New Yorkers dance on East River Park’s amphitheater. Photo: Alice O’Malley.

We had gotten our first TRO (temporary restraining order) back in the beginning of November while the alienation case was still being determined. Once we lost, that TRO was lifted. I’d been tense as a rabbit all year and when the TRO was put in place I breathed a sigh of relief. Cause I am not an activist, I am a poet. “I’m a flaneur,” declared Taboo! last time I stood in the park with him. It was on the bridge from Cherry Street to the amphitheater. “Do you know the word flaneur?” he purred. And if you know him you know that Stephen really does purr. Yes I do I smiled. “I am a flaneur,” he enthused. Me too I grunted but the winds were too strong for me to be heard.

I took the opportunity to throw the dog in the car and drive to Texas. A big carbon footprint flaneur dying to write, so I thought, get free and act fast. Turns out that was dumb. By the time I got to Atlanta not only was the TRO lifted but the contractor was in the park and had begun chopping. They hit the cherry trees first, the prettiest part of the park though the whole thing is so damn beautiful. They moved on to the Linden trees near the dance circle where poets read during our biggest demonstration last April—1,500 people came, Ryan McGinley said. No press of course.

They had cut nineteen trees out of 991 when the new case being decided on December 20 gave us a TRO again. Three people arrested so far. Alice O’Malley did it again. And Sarah Wellington of course. Harriet Hirshorn, who suffers from claustrophobia wound up in a cell. That was bold. Laura keeps playing her trumpet. Taj is there. I was following it on social media and by phone and posting and not sure whether to admit in my posts that I was here in Texas and not there with my boots on the ground with my comrades. People danced. It was marvelous, the joy when the worst had begun to happen and then we got a reprieve. The trees were safe.
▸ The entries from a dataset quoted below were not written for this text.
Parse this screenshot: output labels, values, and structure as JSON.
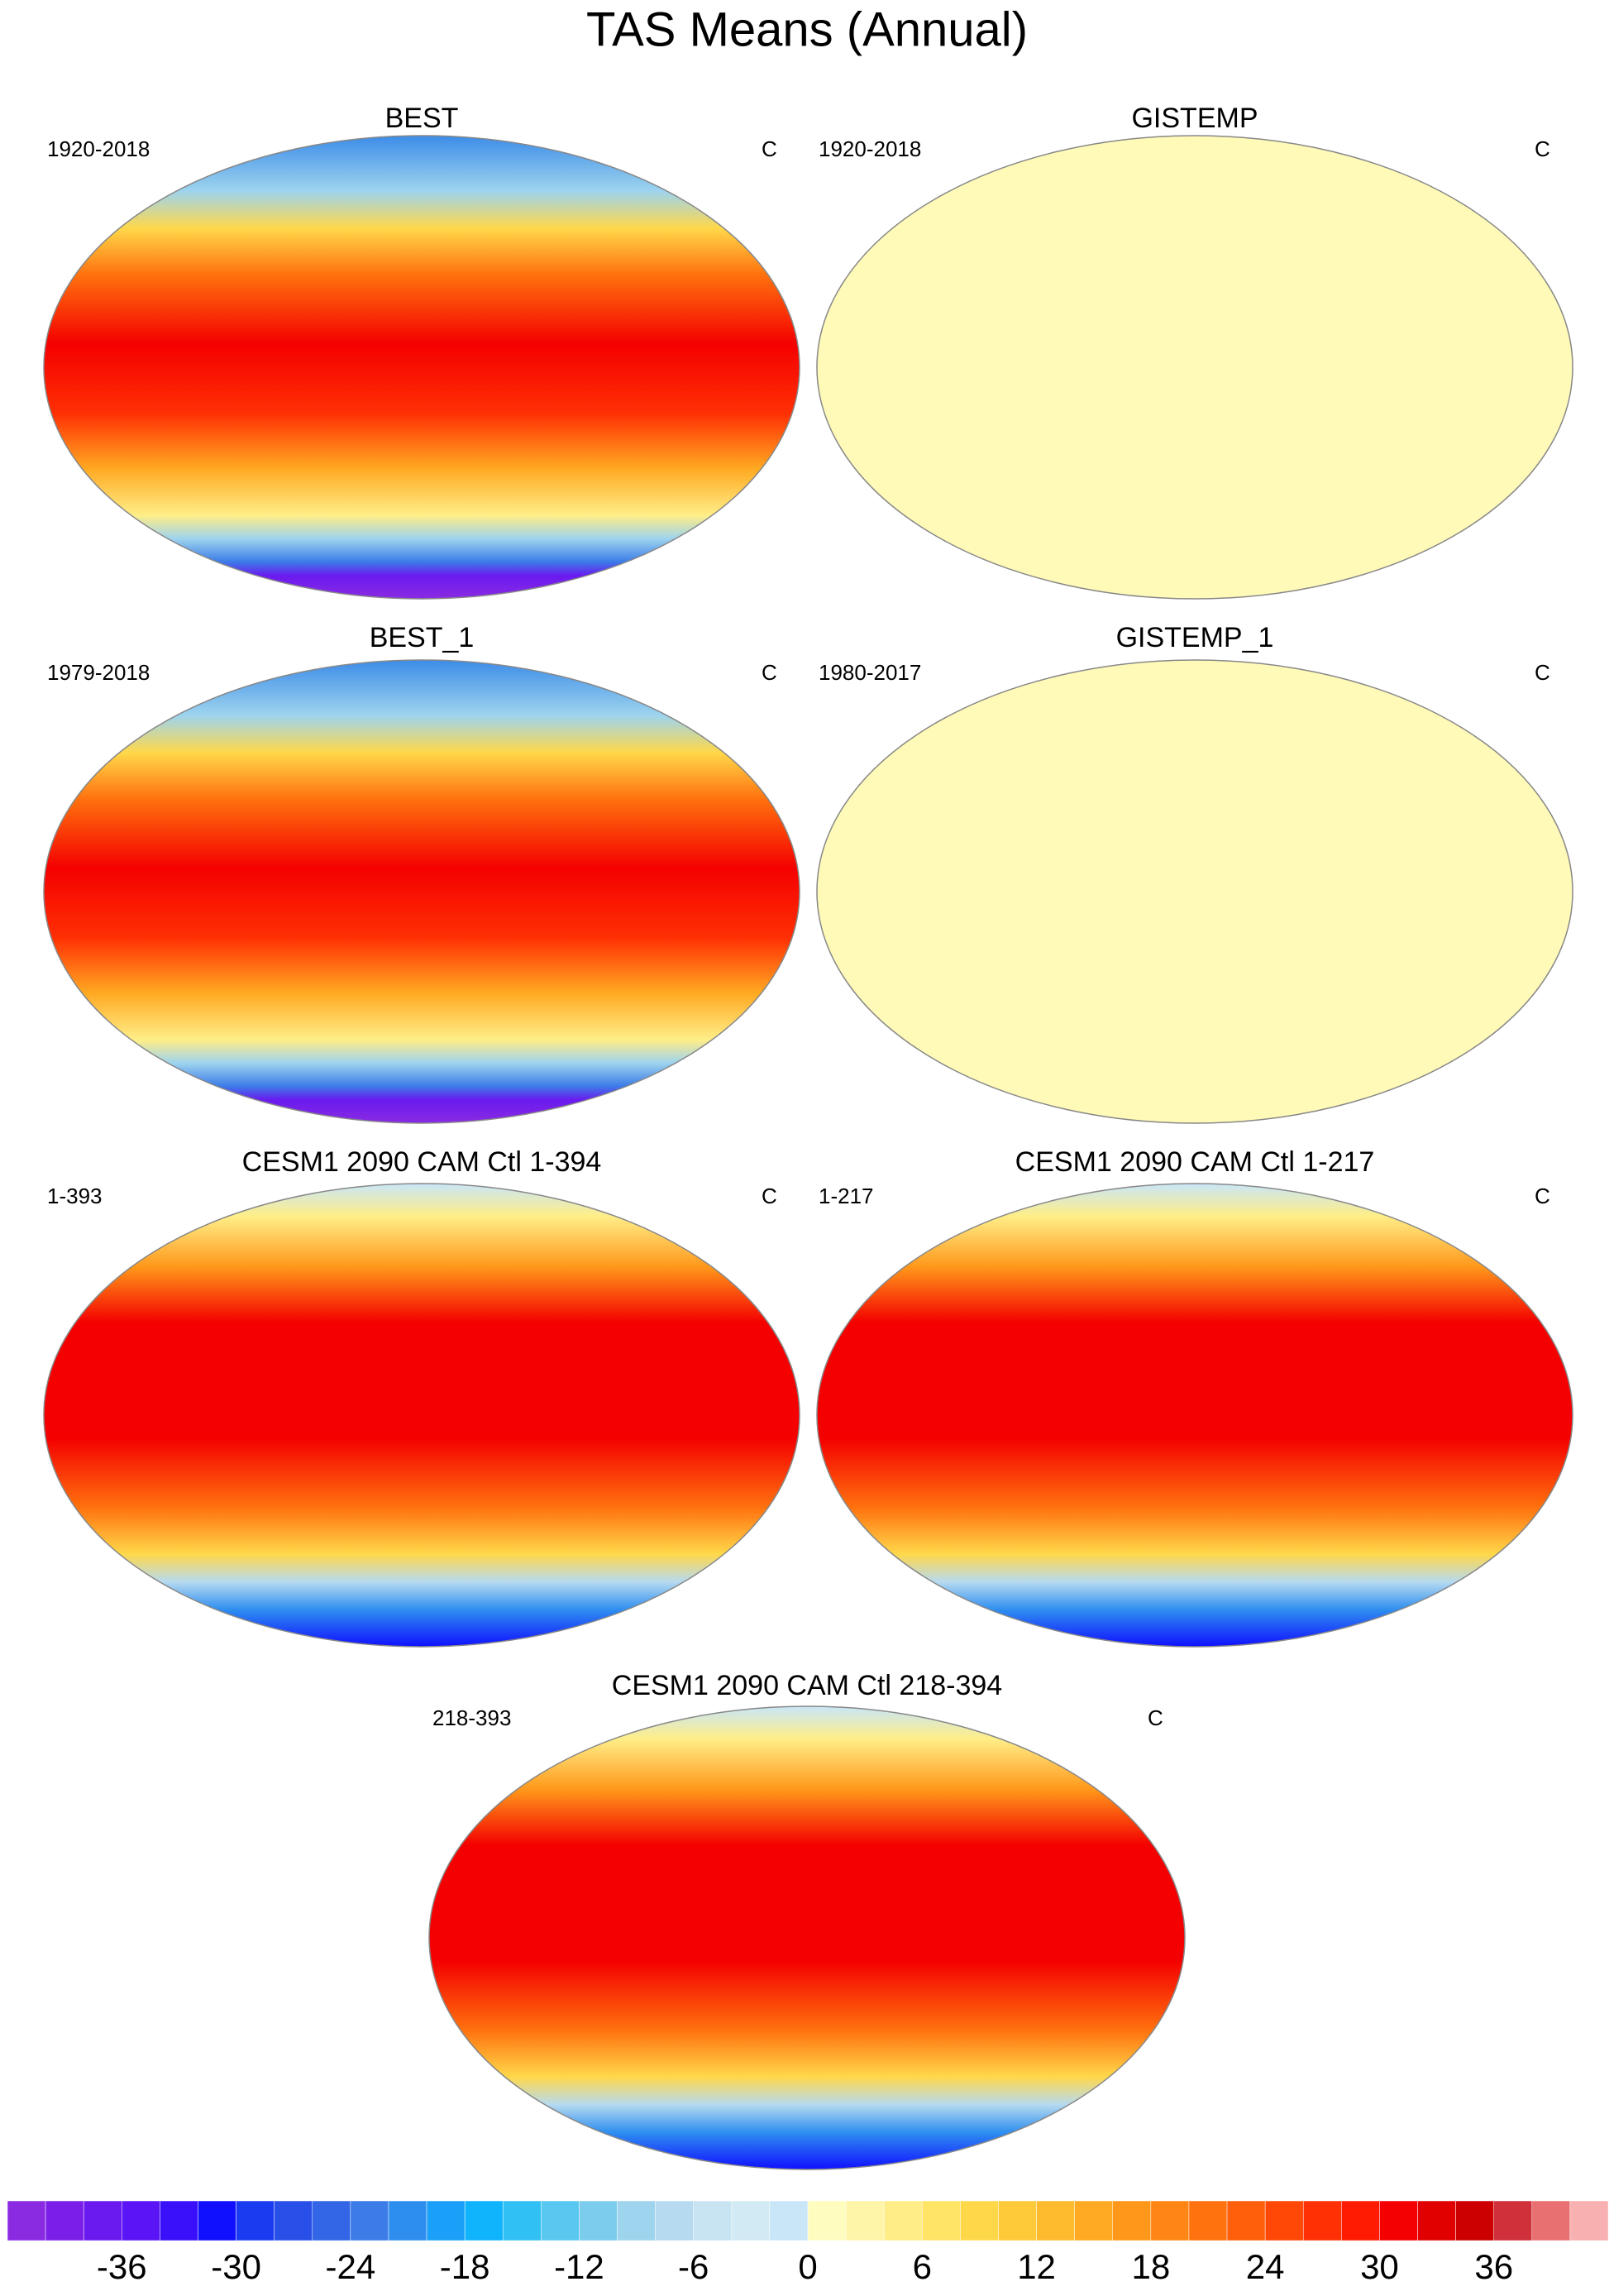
{
  "title": "TAS Means (Annual)",
  "panels": [
    {
      "title": "BEST",
      "period": "1920-2018",
      "units": "C"
    },
    {
      "title": "GISTEMP",
      "period": "1920-2018",
      "units": "C"
    },
    {
      "title": "BEST_1",
      "period": "1979-2018",
      "units": "C"
    },
    {
      "title": "GISTEMP_1",
      "period": "1980-2017",
      "units": "C"
    },
    {
      "title": "CESM1 2090 CAM Ctl 1-394",
      "period": "1-393",
      "units": "C"
    },
    {
      "title": "CESM1 2090 CAM Ctl 1-217",
      "period": "1-217",
      "units": "C"
    },
    {
      "title": "CESM1 2090 CAM Ctl 218-394",
      "period": "218-393",
      "units": "C"
    }
  ],
  "colorbar": {
    "range": [
      -42,
      42
    ],
    "ticks": [
      -36,
      -30,
      -24,
      -18,
      -12,
      -6,
      0,
      6,
      12,
      18,
      24,
      30,
      36
    ],
    "colors": [
      "#8a2be2",
      "#7b1fe8",
      "#6a1aef",
      "#5a14f5",
      "#3a10fa",
      "#1010ff",
      "#1a3cf0",
      "#2850e8",
      "#3266e6",
      "#3c7ce8",
      "#2e8ef0",
      "#1aa0f8",
      "#10b4fc",
      "#30c0f4",
      "#58c8f0",
      "#7cccee",
      "#9ed4ee",
      "#b6daf0",
      "#c8e4f2",
      "#d2eaf4",
      "#c8e6f8",
      "#fffcc0",
      "#fff5a8",
      "#ffee88",
      "#ffe466",
      "#ffd84a",
      "#ffca3a",
      "#ffbb2e",
      "#ffaa22",
      "#ff981a",
      "#ff8614",
      "#ff720e",
      "#ff5e0a",
      "#ff4806",
      "#ff3004",
      "#ff1a02",
      "#f40000",
      "#e00000",
      "#cc0000",
      "#d0303a",
      "#e87070",
      "#f8b0b0"
    ]
  }
}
But the city’s lawyer declared our TRO not in effect—they didn’t buy it. Does the city have a right to decide what judge to comply with? It was Friday. My friends went down to the park at dawn with copies of the TRO. The contractor got really pissed cause Tommy touched his car. There were scads of cops there. Sorry we’ve got orders from the higher-ups.

Nobody in Albany where the TRO came from could be reached over the weekend, so the city had a double crew working 24/7 buzzing everything down. Playing fields’ trees all gone. I have not looked at my phone while I’m writing this. They were approaching the oldest trees when I last looked. The amphitheater is being destroyed. The southern part of the park is already gone.

Where’s the governor? Where’s a single person on the city council or in the state senate? One lone state assembly member, Yuh-line Niou, stood in objection to the city. Otherwise they are all turning away. 

And what about the mayor. He touts the ESCR plan as if it were the crowning achievement of his time. Thursday came and we lost. What’s left? Is a legal solution the only way? How about an environmental case? We need an expert. De Blasio’s got two weeks left, a lot of friends in real estate, a lot of debt and, you know, it just feels like looting to me. He’s looting the city, that’s all. That’s what it is.

Eileen Myles is a poet with twenty-two books and is a member of @1000people1000 trees and East River Park Action, both opposing the ESCR plan.